Taken together, these data indicate that parental origin of the X chromosome can be confounded with karyotype in three ways: (i) females with an isodicentric karyotype (46,XiXq or 45,X/46,XiXq) are relatively more likely, or similarly likely, to bear an intact paternal than maternal X chromosome, (ii) Xmat females appear less likely than Xpat females to exhibit mosaicism when karyotyped and (iii) Xmat females are more likely than Xpat females to bear Y-chromosomal material. Based on available evidence from karyotype-phenotype correlations, the second difference may parsimoniously account, at least in part, for parallel patterns in phenotypic variation between Xmat versus Xpat Turner females, compared to males versus 46,XX females. However, it is important to note that these parallel patterns are by no means consistently supported for each phenotype examined, and that more data are needed on mosaicism in relation to parental origin of the X for robust evaluation of this hypothesis.
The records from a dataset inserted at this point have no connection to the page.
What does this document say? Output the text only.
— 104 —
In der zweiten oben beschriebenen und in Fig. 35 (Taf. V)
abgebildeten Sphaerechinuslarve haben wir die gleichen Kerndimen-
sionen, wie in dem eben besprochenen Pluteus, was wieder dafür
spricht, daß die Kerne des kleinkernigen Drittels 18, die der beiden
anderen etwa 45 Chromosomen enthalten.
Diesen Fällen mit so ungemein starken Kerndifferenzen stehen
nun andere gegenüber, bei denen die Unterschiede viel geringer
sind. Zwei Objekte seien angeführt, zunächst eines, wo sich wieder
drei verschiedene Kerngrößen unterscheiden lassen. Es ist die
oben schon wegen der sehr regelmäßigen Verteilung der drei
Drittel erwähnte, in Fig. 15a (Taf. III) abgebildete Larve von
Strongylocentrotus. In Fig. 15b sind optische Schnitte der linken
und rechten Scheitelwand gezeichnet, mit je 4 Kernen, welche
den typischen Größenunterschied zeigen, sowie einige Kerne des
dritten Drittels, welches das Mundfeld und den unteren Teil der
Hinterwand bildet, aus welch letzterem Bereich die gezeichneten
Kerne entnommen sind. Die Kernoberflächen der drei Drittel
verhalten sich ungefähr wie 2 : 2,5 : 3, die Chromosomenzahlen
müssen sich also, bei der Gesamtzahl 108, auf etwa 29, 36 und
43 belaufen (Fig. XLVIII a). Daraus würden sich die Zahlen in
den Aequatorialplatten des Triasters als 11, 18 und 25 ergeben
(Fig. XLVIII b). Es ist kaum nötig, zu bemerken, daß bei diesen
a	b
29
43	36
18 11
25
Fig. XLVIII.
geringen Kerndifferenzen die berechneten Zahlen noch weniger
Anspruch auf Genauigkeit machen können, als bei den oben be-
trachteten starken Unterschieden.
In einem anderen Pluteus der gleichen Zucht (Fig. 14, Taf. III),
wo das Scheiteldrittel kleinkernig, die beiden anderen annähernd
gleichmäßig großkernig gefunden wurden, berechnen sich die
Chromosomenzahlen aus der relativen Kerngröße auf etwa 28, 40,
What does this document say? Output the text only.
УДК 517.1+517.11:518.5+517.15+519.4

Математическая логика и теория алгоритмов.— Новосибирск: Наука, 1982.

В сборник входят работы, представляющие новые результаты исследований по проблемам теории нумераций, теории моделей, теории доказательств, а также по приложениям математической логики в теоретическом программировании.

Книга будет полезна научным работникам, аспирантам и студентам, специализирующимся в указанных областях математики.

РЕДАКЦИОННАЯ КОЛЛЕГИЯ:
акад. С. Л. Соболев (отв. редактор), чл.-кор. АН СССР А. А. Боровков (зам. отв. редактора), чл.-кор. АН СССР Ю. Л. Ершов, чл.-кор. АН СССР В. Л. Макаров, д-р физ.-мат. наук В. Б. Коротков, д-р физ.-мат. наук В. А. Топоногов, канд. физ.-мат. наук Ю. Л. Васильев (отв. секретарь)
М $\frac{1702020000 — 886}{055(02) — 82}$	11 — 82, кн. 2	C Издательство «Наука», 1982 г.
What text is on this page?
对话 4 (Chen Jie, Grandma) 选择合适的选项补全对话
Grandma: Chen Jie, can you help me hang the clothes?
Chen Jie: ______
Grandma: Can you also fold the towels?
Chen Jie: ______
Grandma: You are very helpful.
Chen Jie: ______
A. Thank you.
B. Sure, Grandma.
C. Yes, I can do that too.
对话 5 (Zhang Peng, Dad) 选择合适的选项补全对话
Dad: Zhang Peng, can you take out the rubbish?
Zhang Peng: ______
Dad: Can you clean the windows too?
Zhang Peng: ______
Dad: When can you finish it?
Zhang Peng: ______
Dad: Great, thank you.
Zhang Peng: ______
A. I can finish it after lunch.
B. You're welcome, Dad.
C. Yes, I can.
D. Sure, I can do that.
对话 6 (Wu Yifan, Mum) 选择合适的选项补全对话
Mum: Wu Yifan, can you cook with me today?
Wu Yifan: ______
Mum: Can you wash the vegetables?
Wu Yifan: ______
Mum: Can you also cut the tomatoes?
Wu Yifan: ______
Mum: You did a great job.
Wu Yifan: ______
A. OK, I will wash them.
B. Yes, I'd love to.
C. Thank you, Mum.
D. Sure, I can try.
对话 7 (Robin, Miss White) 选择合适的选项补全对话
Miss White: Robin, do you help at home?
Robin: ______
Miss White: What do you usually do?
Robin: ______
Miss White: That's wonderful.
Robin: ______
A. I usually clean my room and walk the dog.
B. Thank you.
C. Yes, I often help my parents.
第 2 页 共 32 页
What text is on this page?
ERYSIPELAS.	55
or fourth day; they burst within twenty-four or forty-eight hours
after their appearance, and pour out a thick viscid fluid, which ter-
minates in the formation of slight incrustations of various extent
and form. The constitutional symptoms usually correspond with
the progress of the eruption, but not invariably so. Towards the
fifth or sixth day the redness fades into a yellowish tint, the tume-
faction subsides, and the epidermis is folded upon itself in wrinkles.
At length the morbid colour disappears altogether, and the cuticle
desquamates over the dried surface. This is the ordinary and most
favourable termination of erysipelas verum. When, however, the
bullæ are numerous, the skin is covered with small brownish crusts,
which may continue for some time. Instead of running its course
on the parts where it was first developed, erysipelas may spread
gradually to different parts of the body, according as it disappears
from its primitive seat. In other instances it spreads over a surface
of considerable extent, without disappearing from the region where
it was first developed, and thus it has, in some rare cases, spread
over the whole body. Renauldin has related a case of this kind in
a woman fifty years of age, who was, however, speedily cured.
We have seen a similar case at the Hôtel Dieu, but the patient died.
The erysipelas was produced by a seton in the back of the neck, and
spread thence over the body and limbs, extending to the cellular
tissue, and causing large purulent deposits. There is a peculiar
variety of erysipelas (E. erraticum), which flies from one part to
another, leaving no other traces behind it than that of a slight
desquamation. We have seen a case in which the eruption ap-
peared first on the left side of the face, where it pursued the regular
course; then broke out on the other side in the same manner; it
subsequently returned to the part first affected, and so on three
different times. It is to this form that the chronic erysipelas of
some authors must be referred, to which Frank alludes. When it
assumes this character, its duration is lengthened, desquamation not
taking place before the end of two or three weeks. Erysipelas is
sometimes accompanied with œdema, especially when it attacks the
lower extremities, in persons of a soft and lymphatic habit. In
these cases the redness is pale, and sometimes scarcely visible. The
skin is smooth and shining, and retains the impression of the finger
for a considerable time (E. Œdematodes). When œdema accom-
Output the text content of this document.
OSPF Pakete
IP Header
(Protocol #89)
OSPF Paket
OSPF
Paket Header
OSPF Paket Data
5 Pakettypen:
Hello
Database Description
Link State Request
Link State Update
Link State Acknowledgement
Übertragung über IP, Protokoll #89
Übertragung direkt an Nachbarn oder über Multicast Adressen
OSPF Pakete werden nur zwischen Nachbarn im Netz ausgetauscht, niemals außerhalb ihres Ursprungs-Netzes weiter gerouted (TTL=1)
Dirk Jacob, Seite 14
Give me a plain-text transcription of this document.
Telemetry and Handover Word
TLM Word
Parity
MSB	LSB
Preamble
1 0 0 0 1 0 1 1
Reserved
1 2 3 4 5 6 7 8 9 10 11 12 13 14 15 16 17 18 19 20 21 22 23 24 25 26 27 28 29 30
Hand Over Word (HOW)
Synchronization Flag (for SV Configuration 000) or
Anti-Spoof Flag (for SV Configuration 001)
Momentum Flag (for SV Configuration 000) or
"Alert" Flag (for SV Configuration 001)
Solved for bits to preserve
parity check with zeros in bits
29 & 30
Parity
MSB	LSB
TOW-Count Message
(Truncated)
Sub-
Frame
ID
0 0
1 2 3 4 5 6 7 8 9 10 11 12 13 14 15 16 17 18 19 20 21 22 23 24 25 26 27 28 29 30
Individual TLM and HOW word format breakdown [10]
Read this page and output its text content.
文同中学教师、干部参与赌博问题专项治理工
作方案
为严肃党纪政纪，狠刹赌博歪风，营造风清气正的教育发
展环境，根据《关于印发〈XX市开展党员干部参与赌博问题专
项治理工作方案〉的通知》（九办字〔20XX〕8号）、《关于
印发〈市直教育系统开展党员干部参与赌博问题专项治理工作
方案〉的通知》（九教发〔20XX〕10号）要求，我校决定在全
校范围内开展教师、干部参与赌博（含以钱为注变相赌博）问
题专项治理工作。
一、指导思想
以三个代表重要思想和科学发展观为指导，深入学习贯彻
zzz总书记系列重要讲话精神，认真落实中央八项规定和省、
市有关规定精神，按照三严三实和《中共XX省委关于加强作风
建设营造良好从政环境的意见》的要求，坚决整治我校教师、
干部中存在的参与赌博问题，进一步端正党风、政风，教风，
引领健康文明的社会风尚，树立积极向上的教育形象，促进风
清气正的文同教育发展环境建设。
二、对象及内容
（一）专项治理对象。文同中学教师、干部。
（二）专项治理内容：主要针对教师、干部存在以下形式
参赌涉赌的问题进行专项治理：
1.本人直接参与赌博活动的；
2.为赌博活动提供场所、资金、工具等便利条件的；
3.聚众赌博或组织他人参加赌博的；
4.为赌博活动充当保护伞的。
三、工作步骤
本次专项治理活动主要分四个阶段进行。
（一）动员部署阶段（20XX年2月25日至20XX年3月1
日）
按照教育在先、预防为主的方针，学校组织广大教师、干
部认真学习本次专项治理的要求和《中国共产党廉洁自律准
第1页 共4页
Most generally, separating the confounded effects of parental origin of the X, karyotype and mosaicism requires fine-scale genotype–phenotye correlations with larger samples than have been used thus far in most studies. Similar considerations should also apply to Klinefelter syndrome, for which phenotypic differences between XmatXmatY and XmatXpatY males have been described (Stemkens et al. 2006; Wikström et al. 2006). Thus, about 8–20% of Klinefelter patients are 46,XY/47,XXY mosaics with relatively moderate phenotypes (Ratcliffe et al. 1986; Bojesen et al. 2003; Abdelmoula et al. 2004), and only XmatXmatY males may develop as a result of postzygotic errors in mitosis (Thomas and Hassold 2003). Future studies of the causes of phenotypic variation among and between individuals with different sex chromosome aneuploidies might usefully focus on traits, such as fingerprint ridge counts (Penrose 1968) and enamel and dentin thickness (Alvesalo 1997; Lähdesmäki and Alvesalo 2006), for which male–female differences appear to mirror differences between Turner females and Klinefelter males, and for which effects of parental origin of the X have yet to be investigated.

Conclusions

The development of human sexual dimorphism is mediated by four main causes: (i) hormonal differences that follow from activation of the SRY male-determining gene, (ii) other effects of genes on the Y, (iii) dosage effects of the 15–20% of X-linked genes that are not inactivated (Carrel and Willard 2005), and (iv) hypothetically, by genes that are X-linked and imprinted (Skuse 1999, 2000, 2005; Arnold et al. 2004; Davies and Wilkinson 2006; Xu and Disteche 2006; Blecher and Erickson 2007). I have shown in this paper that the differences between Turner syndrome females with an intact maternally inherited versus paternally inherited X chromosome broadly parallel the differences between females who are monosomic 45,X versus other karyotypes, and the differences between normal XY males and XX females. A simple explanation for these patterns, which is supported by data showing relatively severe and relatively male-typical phenotypes in pure X monosomy, is that in Turner syndrome the maternally inherited X is more-frequently monosomic than the paternally inherited X. To the extent that noninactivated X-linked genes, differentially expressed between XY males and XX females, explain variation in Turner syndrome phenotypes, they are also implicated in the development and evolution of human sex differences; similarly, to the extent that X-linked imprinted genes exist and influence Turner syndrome phenotypes, the patterns described here would strongly implicate such genes as an important mechanism of sexual differentiation. Determining the roles of X-linked imprinting, karyotype, and mosaicism in Turner syndrome may thus help in deciphering not just the genetic aetiology of this condition, but also the genetic and epigenetic basis of human sexual dimorphism (Davies and Wilkinson 2006; Skuse 2006).